MUNICH — “No thanks, I'll take the stairs instead.”
This was the cry that rang through the corridors of University Hospital, Geneva, last year as physicians and nurses participating in the Geneva stair study eschewed elevators in favor of foot power.
The study was set up to test a population-based strategy for increasing physical activity that's designed to be easy to incorporate into everyday life—namely, taking the stairs instead of elevators in the workplace, where most adults spend half their waking hours, Dr. Philippe Meyer explained at the annual congress of the European Society of Cardiology.
The payoff from the 3-month intervention was significant reductions in waist circumference, body weight, fat mass, diastolic blood pressure, and LDL cholesterol. These changes were accompanied by increased aerobic capacity as measured by maximum oxygen uptake, or VO2 max, reported Dr. Meyer of the University of Geneva.
The need to develop novel approaches aimed at increasing physical activity in the broad population arises from surveys indicating that fewer than half of Europeans and Americans meet current public health guidelines recommending a minimum of 30 minutes of moderate-intensity aerobic activity 5 days per week. Meanwhile, rates of obesity, dyslipidemia, and diabetes continue to climb.
The Geneva stair study included 77 physicians and nurses with a sedentary lifestyle, defined as less than 2 hours of exercise per week and less than 10 flights of stairs covered per day. The participants were asked to use stairs exclusively instead of elevators at work for 12 weeks. The hospital building is 12 stories; most study participants worked on the first 7 floors. Participants wore badges with a staircase diary printed on the back.
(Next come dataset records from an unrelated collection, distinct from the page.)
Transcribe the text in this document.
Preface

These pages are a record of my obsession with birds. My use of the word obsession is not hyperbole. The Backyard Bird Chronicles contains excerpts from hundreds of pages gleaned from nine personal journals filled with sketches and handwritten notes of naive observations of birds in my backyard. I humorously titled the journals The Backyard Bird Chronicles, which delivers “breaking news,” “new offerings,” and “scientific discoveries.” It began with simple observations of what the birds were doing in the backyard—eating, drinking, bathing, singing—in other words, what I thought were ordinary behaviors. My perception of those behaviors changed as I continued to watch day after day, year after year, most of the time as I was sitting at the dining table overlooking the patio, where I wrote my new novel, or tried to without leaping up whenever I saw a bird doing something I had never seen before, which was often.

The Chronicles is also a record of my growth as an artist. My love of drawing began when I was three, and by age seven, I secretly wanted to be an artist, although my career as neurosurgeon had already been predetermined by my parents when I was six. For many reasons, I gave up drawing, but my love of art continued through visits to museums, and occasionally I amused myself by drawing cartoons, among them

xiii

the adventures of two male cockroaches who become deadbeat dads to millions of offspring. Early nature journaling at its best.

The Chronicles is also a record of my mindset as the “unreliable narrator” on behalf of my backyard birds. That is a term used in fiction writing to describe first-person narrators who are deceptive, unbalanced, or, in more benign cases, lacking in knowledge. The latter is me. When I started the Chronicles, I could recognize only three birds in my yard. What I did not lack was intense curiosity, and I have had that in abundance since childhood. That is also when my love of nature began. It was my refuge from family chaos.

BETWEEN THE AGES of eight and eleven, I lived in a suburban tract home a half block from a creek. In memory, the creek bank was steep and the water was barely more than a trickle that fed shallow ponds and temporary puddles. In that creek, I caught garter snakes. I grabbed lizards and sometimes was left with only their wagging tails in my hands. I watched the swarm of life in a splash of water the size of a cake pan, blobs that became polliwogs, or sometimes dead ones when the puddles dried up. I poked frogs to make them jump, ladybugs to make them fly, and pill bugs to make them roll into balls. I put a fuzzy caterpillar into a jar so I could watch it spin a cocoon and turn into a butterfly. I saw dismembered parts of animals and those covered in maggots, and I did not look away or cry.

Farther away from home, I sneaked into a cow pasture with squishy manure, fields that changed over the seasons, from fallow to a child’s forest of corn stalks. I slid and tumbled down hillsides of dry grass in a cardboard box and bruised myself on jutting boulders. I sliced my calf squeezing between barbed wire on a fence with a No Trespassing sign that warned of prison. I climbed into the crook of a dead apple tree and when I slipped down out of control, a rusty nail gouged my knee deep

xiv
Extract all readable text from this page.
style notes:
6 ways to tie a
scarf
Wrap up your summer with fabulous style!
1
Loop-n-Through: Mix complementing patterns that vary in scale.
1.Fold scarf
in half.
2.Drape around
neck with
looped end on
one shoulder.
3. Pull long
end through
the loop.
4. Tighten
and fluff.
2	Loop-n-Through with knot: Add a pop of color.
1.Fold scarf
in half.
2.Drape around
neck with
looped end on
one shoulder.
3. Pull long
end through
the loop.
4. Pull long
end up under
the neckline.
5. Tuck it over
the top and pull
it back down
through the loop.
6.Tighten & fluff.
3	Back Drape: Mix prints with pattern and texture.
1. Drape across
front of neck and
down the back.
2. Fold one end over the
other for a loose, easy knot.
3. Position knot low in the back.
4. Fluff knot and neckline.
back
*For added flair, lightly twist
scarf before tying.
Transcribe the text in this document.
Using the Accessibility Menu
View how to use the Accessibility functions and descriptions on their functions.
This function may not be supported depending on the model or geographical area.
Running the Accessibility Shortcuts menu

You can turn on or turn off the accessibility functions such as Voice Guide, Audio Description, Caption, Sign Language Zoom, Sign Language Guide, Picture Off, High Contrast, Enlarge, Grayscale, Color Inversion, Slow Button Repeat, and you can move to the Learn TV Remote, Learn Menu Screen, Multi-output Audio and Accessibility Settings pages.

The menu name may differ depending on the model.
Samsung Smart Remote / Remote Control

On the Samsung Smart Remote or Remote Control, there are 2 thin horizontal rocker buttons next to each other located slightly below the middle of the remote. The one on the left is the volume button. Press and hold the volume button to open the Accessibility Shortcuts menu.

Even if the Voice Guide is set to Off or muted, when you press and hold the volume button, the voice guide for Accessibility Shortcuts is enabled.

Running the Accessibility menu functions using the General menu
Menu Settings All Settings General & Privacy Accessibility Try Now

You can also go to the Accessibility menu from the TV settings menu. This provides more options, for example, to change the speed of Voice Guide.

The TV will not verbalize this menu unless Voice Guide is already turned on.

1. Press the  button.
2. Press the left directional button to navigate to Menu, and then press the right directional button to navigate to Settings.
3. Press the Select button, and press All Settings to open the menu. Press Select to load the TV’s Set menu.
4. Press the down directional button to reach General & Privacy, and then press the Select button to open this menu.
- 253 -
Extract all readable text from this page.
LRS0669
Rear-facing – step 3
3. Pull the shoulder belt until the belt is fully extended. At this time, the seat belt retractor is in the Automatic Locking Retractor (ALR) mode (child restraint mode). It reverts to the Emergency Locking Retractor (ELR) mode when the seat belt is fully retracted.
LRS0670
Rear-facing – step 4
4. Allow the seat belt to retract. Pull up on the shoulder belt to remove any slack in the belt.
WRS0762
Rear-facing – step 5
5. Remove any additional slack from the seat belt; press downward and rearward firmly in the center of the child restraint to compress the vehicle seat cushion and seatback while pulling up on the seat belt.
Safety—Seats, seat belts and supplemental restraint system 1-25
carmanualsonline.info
The 42 women and 35 men in the study averaged 43 years of age, with a mean body mass index of 25.7 kg/m
The participants' combined daily ascent and descent of stairs jumped from a mean of 5.1 floors at baseline to 22.7 floors daily. Over the course of 12 weeks, the 69 subjects who completed the study experienced a significant reduction in waist circumference, from a mean of 87.9 cm to 86.4 cm. Their mean weight dropped from 74.4 kg to 73.9 kg; this included a 350-g mean reduction in body fat.
Particularly impressive was the participants' gain in aerobic capacity: Mean VO2 max rose from 37.3 mL/kg per minute to 40.5 mL/kg per minute, an 8.6% increase. This corresponds to a gain of nearly 1 metabolic equivalent. When maintained long-term, an increase of this magnitude has been shown to confer a 14%-15% reduction in all-cause mortality, Dr. Meyer noted.
In addition, participants experienced a mean 1.8-mm Hg decrease in diastolic blood pressure, a 3.9% reduction in LDL level, and favorable but nonsignificant trends with regard to systolic blood pressure, triglycerides, and HDL cholesterol.
“At the population level, all this could lead to significant cardiovascular preventive effects,” he observed.
At 6 months' follow-up—3 months after the intervention's end—the mean number of floors of stairs covered daily had declined to 10. The only benefits at 3 months that remained statistically significant at 6 months were the gain in aerobic capacity—VO2 max was still 5.6% improved over baseline—and the reduction in fat mass. However, the somewhat disappointing 6-month data are misleading because right after the end of the 12-week intervention the building's main staircase was closed for renovation. “We didn't know that was coming. Many people no longer used the stairs. It affected the 6-month results,” Dr. Meyer said.
He noted that a major study limitation was the lack of a control group. Asked how he'd go about designing a large confirmatory, randomized, controlled trial, Dr. Meyer said he'd recruit multiple businesses located in separate buildings. “You cannot choose a control group in the same environment because the control group will be contaminated by the promotional campaign that you do,” he said, explaining that as part of the campaign, posters urging people to take the stairs had been placed in the building at points of choice.